Lorraine Martin was arrested in 2010. Local media outlets published stories accurately reporting the arrest and that Martin was charged with various drug-related offenses.

Although she concedes that the articles were factually true at the time they were published, Martin sued the publishers for libel and related claims on the theory that it became false and defamatory to report her arrest once the charges against her were nolled [i.e., subjected to a nolle prosequi -EV] and the records of her arrest and prosecution erased pursuant to Connecticut's Criminal Records Erasure Statute, Conn. Gen. Stat. § 54-142a (the "Erasure Statute"). [Footnote: A nolle prosequi is a "unilateral act by a prosecutor, which ends the pending proceedings without an acquittal and without placing the defendant in jeopardy."]

The Erasure Statute requires that criminal records related to an arrest be destroyed if the individual is subsequently found not guilty or pardoned or if the charges are nolled or dismissed. The statute further provides that "[a]ny person who shall have been the subject of such an erasure shall be deemed to have never been arrested within the meaning of the general statutes with respect to the proceedings so erased and may so swear under oath." Conn. Gen. Stat. § 54-142a(e)(3). This appeal requires us to determine whether, because the charges against her were nolled and she is now "deemed to have never been arrested," Martin is entitled to assert various publication-related claims against the publishers of contemporaneous news accounts of her arrest on the ground that those accounts are now false or misleading.

We conclude that the Erasure Statute does not render tortious historically accurate news accounts of an arrest and therefore affirm the district court's grant of summary judgment for the Defendants….

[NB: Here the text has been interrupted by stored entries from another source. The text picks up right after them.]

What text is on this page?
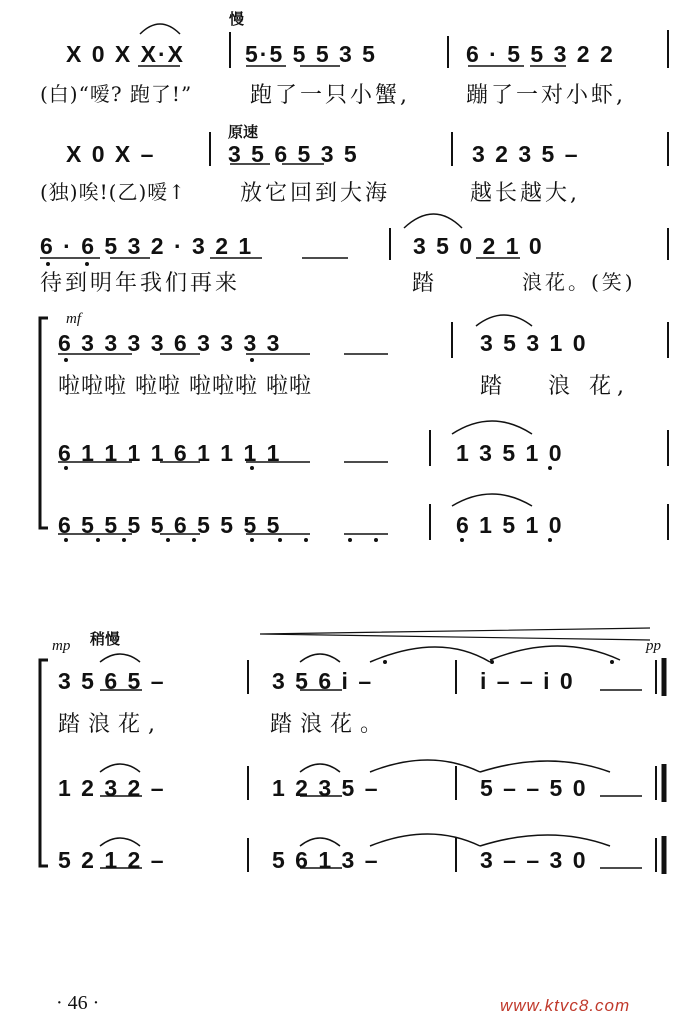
慢
X 0 X X·X	5·5 5 5 3 5	6 · 5 5 3 2 2
(白)“嗳? 跑了!”	跑了一只小蟹,	蹦了一对小虾,
原速
X 0 X –	3 5 6 5 3 5	3 2 3 5 –
(独)唉!(乙)嗳↑ 放它回到大海	越长越大,
6 · 6 5 3 2 · 3 2 1	3 5 0 2 1 0
待到明年我们再来	踏	浪花。(笑)
mf
6 3 3 3 3 6 3 3 3 3	3 5 3 1 0
啦啦啦 啦啦 啦啦啦 啦啦	踏 浪 花,
6 1 1 1 1 6 1 1 1 1	1 3 5 1 0
6 5 5 5 5 6 5 5 5 5	6 1 5 1 0
mp 稍慢	pp
3 5 6 5 –	3 5 6 i –	i – – i 0
踏浪花,	踏浪花。
1 2 3 2 –	1 2 3 5 –	5 – – 5 0
5 2 1 2 –	5 6 1 3 –	3 – – 3 0
· 46 ·	www.ktvc8.com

Although Martin concedes that she was, in fact, arrested on August 20, 2010, she argues that it became false to publish statements regarding the arrest after the charges against her were nolled. She reasons that the Erasure Statute rendered it factually false to continue to state that she was arrested and that the Defendants' once-true reports have become defamatory.

Martin misunderstands the effect of the Erasure Statute…. [T]he Erasure Statute requires the state to erase certain official records of an arrest and grants the defendant the legal status of one who has not been arrested. [Statutory construction arguments omitted; read the opinion if you want to see them. -EV] But the Erasure Statute's effects end there.

The statute creates legal fictions, but it does not and cannot undo historical facts or convert once-true facts into falsehoods. Just as the Erasure Statute does not prevent the government from presenting witness testimony at a later trial that describes the conduct that underlies an erased arrest, the statute does not render historically accurate news accounts of an arrest tortious merely because the defendant is later deemed as a matter of legal fiction never to have been arrested….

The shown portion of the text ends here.